Surveillance

"Law Enforcement Has Access to So Much More Data Now That It Makes Up for Losses Due to Encryption"--Unpacking This Claim

By Herb Lin
Tuesday, December 22, 2015, 10:08 AM

Today’s New York Times reports that Apple is pushing back on British demands for back doors to encrypted information in part by arguing that “Law enforcement today has access to more data — data which they can use to prevent terrorist attacks, solve crimes and help bring perpetrators to justice — than ever before in the history of our world.”

This is a common assertion by back-door opponents, and it is worth unpacking.  At the core of the assertion is an undeniable element of truth—the volume of data available today in aggregate and on a per capita basis is enormously larger.

For example, Cisco notes that “in 1992, global Internet networks carried approximately 100 GB of traffic per day. Ten years later, in 2002, global Internet traffic amounted to 100 gigabytes per second (GBps). In 2014, global Internet traffic reached 16,144 GBps.”  Similar growth rates can be seen in per capita usage, with 2014 seeing 6 GB per capita per month compared to 1 GB per month in 2008. 

In addition, the different types of data are numerous.  It’s not just the content of a phone conversation—these data types include text and instant messages, internet search history, location information from cell phones, email, online purchases, video surveillance records, metadata regarding who was involved in a conversation and when it took place and how long it lasted, and on and on. 

And so, the argument goes, even if some content information is unavailable because of encryption to law enforcement authorities, the volume of other data that is available more than makes up for it, relative to the comparable situation 10 or 20 years ago.

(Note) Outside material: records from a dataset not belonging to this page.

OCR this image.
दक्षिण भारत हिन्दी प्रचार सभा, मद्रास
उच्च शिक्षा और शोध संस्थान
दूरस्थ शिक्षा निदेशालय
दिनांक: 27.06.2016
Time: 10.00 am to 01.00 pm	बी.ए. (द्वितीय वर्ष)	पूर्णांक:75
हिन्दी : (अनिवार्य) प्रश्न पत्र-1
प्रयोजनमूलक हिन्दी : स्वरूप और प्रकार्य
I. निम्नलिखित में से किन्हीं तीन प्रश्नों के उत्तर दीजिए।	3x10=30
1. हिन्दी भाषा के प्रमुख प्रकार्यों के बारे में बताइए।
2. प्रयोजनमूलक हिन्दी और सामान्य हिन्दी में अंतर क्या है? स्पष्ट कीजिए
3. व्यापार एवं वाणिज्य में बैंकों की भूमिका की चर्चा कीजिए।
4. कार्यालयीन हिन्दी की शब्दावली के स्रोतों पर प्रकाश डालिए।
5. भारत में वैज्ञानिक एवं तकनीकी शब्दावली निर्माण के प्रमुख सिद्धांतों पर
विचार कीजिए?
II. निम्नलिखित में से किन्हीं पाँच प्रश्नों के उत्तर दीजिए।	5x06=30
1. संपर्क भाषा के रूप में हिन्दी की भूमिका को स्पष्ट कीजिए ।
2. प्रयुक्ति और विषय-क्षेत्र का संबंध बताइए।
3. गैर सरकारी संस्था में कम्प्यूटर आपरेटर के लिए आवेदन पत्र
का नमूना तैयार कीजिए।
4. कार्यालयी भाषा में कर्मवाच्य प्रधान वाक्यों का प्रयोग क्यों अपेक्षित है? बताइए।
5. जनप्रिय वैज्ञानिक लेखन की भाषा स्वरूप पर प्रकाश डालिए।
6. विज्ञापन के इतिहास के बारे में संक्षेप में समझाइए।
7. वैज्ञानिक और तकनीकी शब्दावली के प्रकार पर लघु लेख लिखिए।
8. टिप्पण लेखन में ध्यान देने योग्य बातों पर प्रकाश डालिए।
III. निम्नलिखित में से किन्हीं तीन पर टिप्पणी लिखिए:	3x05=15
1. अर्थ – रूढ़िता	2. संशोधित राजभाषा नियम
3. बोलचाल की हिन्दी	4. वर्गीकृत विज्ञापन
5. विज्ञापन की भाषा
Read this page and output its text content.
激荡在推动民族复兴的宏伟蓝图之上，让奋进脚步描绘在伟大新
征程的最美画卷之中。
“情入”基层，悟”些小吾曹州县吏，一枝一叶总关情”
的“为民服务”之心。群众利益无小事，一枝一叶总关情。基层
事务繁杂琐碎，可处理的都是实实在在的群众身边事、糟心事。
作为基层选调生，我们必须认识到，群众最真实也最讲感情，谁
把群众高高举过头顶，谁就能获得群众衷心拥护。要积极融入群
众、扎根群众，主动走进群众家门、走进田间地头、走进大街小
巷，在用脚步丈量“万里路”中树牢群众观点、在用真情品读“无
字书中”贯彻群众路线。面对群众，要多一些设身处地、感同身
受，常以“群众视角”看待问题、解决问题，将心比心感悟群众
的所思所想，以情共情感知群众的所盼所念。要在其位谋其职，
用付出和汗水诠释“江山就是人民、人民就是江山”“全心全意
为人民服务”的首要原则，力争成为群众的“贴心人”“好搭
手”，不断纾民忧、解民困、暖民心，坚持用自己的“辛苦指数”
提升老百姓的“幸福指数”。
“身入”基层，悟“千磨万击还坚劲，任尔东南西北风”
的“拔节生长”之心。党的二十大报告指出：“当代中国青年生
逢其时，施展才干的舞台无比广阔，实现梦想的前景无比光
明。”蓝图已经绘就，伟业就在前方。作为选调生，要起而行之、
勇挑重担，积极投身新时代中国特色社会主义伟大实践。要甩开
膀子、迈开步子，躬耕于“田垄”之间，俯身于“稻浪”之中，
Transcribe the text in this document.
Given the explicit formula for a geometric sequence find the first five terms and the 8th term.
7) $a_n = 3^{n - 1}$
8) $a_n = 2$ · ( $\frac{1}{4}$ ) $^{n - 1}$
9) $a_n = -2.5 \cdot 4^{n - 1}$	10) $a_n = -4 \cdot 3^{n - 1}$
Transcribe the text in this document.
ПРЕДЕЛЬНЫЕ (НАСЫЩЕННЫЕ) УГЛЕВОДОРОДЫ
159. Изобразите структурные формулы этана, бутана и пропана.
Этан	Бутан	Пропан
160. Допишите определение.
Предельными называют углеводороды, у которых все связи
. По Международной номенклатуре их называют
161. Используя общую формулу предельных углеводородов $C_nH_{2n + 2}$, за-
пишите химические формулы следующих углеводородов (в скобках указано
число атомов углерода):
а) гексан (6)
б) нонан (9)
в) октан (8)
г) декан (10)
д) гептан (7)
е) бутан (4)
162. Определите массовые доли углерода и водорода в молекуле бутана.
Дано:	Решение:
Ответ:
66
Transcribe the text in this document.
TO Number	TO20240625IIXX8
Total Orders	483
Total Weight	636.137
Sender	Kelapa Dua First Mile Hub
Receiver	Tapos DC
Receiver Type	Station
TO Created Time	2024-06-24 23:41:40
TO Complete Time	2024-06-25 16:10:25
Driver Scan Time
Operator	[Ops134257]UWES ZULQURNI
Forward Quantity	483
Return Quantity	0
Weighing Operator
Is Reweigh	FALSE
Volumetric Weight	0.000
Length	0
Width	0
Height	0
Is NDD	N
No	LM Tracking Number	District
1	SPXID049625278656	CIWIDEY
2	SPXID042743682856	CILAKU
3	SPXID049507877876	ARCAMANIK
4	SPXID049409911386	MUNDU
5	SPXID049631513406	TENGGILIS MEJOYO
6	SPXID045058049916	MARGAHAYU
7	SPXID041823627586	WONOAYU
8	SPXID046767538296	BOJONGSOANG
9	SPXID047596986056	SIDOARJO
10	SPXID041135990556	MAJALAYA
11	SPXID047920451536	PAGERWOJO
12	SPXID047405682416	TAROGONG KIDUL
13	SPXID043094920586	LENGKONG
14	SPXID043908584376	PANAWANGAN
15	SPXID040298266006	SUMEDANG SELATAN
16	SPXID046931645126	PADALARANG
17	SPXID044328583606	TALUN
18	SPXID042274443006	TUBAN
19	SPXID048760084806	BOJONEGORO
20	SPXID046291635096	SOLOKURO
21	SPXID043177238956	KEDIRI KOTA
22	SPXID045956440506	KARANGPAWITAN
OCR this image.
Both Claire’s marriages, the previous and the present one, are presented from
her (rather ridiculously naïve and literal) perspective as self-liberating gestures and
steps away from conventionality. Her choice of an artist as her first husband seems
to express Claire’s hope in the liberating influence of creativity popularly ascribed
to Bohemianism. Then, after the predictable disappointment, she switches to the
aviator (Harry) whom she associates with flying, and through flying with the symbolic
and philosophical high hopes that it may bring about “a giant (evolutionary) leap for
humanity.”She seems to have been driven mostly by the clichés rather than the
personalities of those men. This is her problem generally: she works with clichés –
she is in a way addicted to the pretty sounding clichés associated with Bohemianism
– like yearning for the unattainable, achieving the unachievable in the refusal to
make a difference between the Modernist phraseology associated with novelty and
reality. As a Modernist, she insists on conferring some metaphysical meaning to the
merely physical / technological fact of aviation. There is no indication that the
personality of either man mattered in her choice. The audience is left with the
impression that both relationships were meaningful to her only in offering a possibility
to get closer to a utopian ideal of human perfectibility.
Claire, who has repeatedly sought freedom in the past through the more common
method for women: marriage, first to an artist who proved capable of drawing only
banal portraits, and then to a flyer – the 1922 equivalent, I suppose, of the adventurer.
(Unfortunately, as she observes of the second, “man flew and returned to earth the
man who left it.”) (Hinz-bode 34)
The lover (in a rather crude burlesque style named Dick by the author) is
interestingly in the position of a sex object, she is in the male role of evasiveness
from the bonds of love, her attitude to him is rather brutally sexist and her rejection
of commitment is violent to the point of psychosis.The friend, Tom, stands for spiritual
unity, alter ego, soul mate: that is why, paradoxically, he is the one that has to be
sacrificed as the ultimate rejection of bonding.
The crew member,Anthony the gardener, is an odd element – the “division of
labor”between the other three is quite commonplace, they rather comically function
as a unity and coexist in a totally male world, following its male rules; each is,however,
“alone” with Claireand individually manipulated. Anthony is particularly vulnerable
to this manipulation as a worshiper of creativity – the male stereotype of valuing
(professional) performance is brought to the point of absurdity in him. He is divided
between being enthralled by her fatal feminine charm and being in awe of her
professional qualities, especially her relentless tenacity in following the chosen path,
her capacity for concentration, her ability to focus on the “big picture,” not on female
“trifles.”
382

For the most part, I accept this argument.  But I caution that there are two wrinkles in it that worry me.  First, a large part of the volume increase comes from the fact that today’s traffic is much more image- and video- based than in the past.  The amount of Shannon information (i.e., the number of bits) in a record of a video chat is enormously larger than that in an exchange of instant messages, but they may be equally useful in terms of the information they provide to law enforcement.  In other words, much of the increase in the volume of information may simply be irrelevant from the standpoint of law enforcement authorities.

Second, and relatedly, the argument assumes—without justification—that all types of information are equally relevant to a law enforcement investigation.  It is certainly true that investigators will try to use all types of information available to them, but that does not necessarily mean that all of those types are equally relevant.  In some cases, location information may be more relevant than the content of text messages, and in other cases, the reverse may be true.

Here, both the back-door advocates and the back-door opponents have been silent.  Back-door advocates need to make an argument for why—on average and in general—certain kinds of information (that would be unavailable because of encryption) are more important than other kinds of information that would be available.  And no, one or two cherry-picked example cases will not be sufficient here.  I want to see that study.

And back-door opponents need to make an argument for why—on average and in general—a bit is a bit, regardless of the type of information it is representing, if they want to continue making the argument that the large amount of data available today makes up for informational losses due to encryption.  My own instinct is that on this point, the back-door opponents are more likely to be right—that on average and in general, all kinds of information are about equally useful, though that’s obviously not true in specific cases.  But I wish I had more than my own instinct to rely on here.